Ариадна отвела взгляд, закусив губу в кратком раздумье, и я видел, как покачивает она головой, но не смеет возразить, а потом склонилась передо мной и произнесла с достоинством, подобающим царевне, и покорностью, приличной почтительной дочери:
— Я согласна стать его женой, отец, и благодарна тебе за заботу.
Эгей. (Первый год двадцать первого девятилетия правления Миноса, сына Зевса. Созвездие Близнецов)
Свадьбу Ариадны и Диониса отпраздновали пышно и шумно. Жених, явившийся всем в виде Диониса Кироса — статного чернобородого мужа в венце из виноградных листьев, выглядел истинным сыном Зевса. Величественный и сдержанный, немногословный, но мудрый, он был истинным анактом рядом с моей дочерью. Ариадна, целомудренная и неприступная, как Паллада, восседала рядом с ним, и на губах ее играла едва заметная торжествующая улыбка гордой избранницы божественного жениха. Она выказывала свою радость и приязнь к Дионису. Но мне повсюду чудилась ложь. Спустя несколько дней я спросил у служанки, довольна ли ее госпожа браком и любима ли она супругом? Та с готовностью ответила, что Дионис ласков и обходителен с моей богоравной дочерью, но утром их ложе бывает едва смято, как будто Ариадна и Кирос прожили в браке многие годы.
Да и сам я, встречаясь взглядом со своей дочерью, видел в ее глазах небывалую доселе усталость и покорность судьбе — и только. Я молил Афродиту, принося ей щедрые жертвы, ниспослать им любовь и уповал на целительную силу времени.
С Лиэем мы, по существовавшему меж нами уговору, встречались только на людях. С той самой поры, как я передал ему согласие Ариадны на брак, он относился ко мне с почтительностью, приличествующей зятю царственного тестя.
Едва закончились свадебные торжества, я стал готовиться к войне с Афинами.
Узелки, затянутые на нити моей жизни, рвались один за другим. Накануне моего отъезда я узнал о гибели Эгея. Это случилось около полудня, когда Гелиос вывел свою колесницу на проторенную дорогу, и его лучи падали отвесно на землю. Мы приносили жертвы Зевсу, Аресу и Посейдону. Внезапно небо опрокинулось на землю, стремительно понеслось на меня, я взлетел над морем и заскользил над его виноцветной гладью, как сокол.
Позади уже остались Киклады, Эгина, и я видел знакомый до боли берег — корабли в гавани Пирея, людей, повозки, ползущие к Афинам, неприступный акрополь. Я опустился на стену крепости и увидел Эгея.
За эти годы афинский басилевс, сын смертных, постарел. Волосы его, некогда густые и русые, стали белыми — такими же, как мои, а когда ветер взъерошивал их, то мелькала розовая кожа на голове. Его мощная спина сгорбилась, а мускулистые плечи поникли, но я охотно верил, что этот человек еще крепок и подвижен, и невольно попытался вспомнить, сколько же ему лет. Кажется, без малого восемь девятилетий. Старый лев.
Басилевс стоял, опираясь на трость, и внимательно вглядывался вдаль, в сторону Пирея.
На стену поднялся молодой слуга с креслом и скамеечкой для ног. За ним спешила девушка с большим опахалом.

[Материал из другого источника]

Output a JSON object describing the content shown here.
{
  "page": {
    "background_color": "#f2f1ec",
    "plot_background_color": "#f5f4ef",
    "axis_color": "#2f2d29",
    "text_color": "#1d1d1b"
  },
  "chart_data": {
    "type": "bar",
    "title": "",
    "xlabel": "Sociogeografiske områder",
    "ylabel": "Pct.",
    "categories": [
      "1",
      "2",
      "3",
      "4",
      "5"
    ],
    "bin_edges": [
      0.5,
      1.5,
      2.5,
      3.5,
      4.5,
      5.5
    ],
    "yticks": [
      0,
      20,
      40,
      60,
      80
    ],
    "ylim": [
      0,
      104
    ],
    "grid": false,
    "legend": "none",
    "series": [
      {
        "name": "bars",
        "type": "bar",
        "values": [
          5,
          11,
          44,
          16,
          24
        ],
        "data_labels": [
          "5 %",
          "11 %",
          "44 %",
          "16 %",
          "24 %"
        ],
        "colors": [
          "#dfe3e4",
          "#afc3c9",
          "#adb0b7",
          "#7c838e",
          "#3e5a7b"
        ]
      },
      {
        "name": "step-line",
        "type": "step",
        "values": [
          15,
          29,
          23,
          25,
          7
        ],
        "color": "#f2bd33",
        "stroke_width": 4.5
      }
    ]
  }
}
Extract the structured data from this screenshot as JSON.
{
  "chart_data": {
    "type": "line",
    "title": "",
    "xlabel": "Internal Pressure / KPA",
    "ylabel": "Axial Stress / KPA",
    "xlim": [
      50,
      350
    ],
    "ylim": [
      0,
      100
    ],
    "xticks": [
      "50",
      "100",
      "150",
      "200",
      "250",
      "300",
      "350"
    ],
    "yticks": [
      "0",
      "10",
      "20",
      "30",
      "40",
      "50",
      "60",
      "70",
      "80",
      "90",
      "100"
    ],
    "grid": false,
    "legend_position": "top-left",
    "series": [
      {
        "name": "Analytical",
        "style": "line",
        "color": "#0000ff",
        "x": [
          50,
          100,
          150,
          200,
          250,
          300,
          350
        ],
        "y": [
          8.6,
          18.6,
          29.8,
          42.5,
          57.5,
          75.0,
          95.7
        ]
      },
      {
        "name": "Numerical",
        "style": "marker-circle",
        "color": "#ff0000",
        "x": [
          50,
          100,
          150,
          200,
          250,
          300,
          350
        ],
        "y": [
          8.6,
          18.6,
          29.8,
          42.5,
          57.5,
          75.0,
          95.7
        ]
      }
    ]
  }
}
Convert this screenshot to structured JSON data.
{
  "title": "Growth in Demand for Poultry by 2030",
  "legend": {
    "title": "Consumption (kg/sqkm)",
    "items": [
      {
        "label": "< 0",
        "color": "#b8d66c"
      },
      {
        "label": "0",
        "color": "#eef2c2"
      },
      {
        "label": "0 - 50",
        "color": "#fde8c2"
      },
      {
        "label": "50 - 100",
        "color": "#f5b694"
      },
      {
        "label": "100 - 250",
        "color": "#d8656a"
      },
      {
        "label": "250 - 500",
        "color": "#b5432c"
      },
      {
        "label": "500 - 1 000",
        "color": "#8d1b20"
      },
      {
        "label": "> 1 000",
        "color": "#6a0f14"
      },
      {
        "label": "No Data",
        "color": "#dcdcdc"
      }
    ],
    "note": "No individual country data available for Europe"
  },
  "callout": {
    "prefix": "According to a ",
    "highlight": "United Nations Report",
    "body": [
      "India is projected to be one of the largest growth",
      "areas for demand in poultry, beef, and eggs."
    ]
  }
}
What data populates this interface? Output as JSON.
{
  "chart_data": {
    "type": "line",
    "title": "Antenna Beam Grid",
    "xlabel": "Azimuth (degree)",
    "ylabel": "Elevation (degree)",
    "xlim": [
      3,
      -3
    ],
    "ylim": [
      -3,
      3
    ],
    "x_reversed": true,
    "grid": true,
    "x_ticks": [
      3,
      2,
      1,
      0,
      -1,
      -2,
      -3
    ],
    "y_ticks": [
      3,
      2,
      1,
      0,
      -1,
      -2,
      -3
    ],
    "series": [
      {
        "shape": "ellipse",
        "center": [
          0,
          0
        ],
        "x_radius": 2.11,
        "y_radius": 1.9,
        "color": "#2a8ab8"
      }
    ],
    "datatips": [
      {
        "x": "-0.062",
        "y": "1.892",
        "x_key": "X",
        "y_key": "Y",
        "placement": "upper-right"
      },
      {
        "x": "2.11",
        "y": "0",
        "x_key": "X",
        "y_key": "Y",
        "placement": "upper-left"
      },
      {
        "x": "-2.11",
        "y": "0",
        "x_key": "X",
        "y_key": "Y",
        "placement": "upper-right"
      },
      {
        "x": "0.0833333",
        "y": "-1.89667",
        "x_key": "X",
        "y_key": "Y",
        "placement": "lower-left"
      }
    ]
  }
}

— Господин мой, сядь, твои ноги уже не столь сильны, чтобы ежедневно утомлять их, простаивая от рассвета до заката на стене, — с поклоном произнес юноша.
Эгей повернулся к нему.
— Дитя, — хриплым, но все еще властным голосом произнес он. — Дитя… Твои глаза острее моих. Постой рядом со мной. Ты скажешь мне, если появится корабль, на котором отправился к Миносу на Крит мой сын.
— О, великий анакт, — ответил юный слуга, — в Пирее ждет гонец. Едва корабль появится, он устремится сюда, и ты будешь знать о возвращении твоего сына ранее, чем корабль пристанет к берегу!
— И все же, — произнес Эгей, — стой рядом и смотри. Твои глаза остры, как у сокола, ты увидишь, под белым или под темным парусом возвращается корабль.
Юный слуга почтительно склонился, но на лице его отразились раздражение и тоскливая обреченность. Похоже, не первый день ему приходилось всматриваться в морскую даль.
Эгей опустился в кресло. Девушка-рабыня привычно замахала опахалом над его головой. Никто не смел нарушать тишины. Басилевс Афин напряженно всматривался вдаль — и уже не первый день, судя по покрасневшим, слезящимся глазам под морщинистыми черепашьими веками.
И тут я увидел за его спиной безобразного старца с черными, зловещими крыльями. Скорбно опущенные углы рта, погасшие, словно подернутые пеплом, слезящиеся глаза, согбенная годами спина. В одной руке у него был чадящий потушенный факел, а в другой — кремневый нож.
Танатос… Бог смерти.
Семеня на слабых ногах, он подошел к Эгею и срезал с его головы жидкую прядь волос. Руки его старчески тряслись. Вот он увидел меня, усмехнулся беззубым ртом и согнулся в изысканном, церемонном поклоне. И вдруг игриво подмигнул, словно похотливый любовник, назначающий мальчику скорое свидание. На мгновение безобразные черты его лица изменились, в тусклых серых глазах мелькнул юношеский огонек, и мне подумалось, что коли Танатос не явился в мир старцем, то некогда был необычайно красив. Но от его юной прелести осталась лишь слабая тень. А потом он взмахнул крыльями и с проворством ласточки взмыл в радостное, по-весеннему голубое небо, стремительно описал над Акрополем петлю и исчез.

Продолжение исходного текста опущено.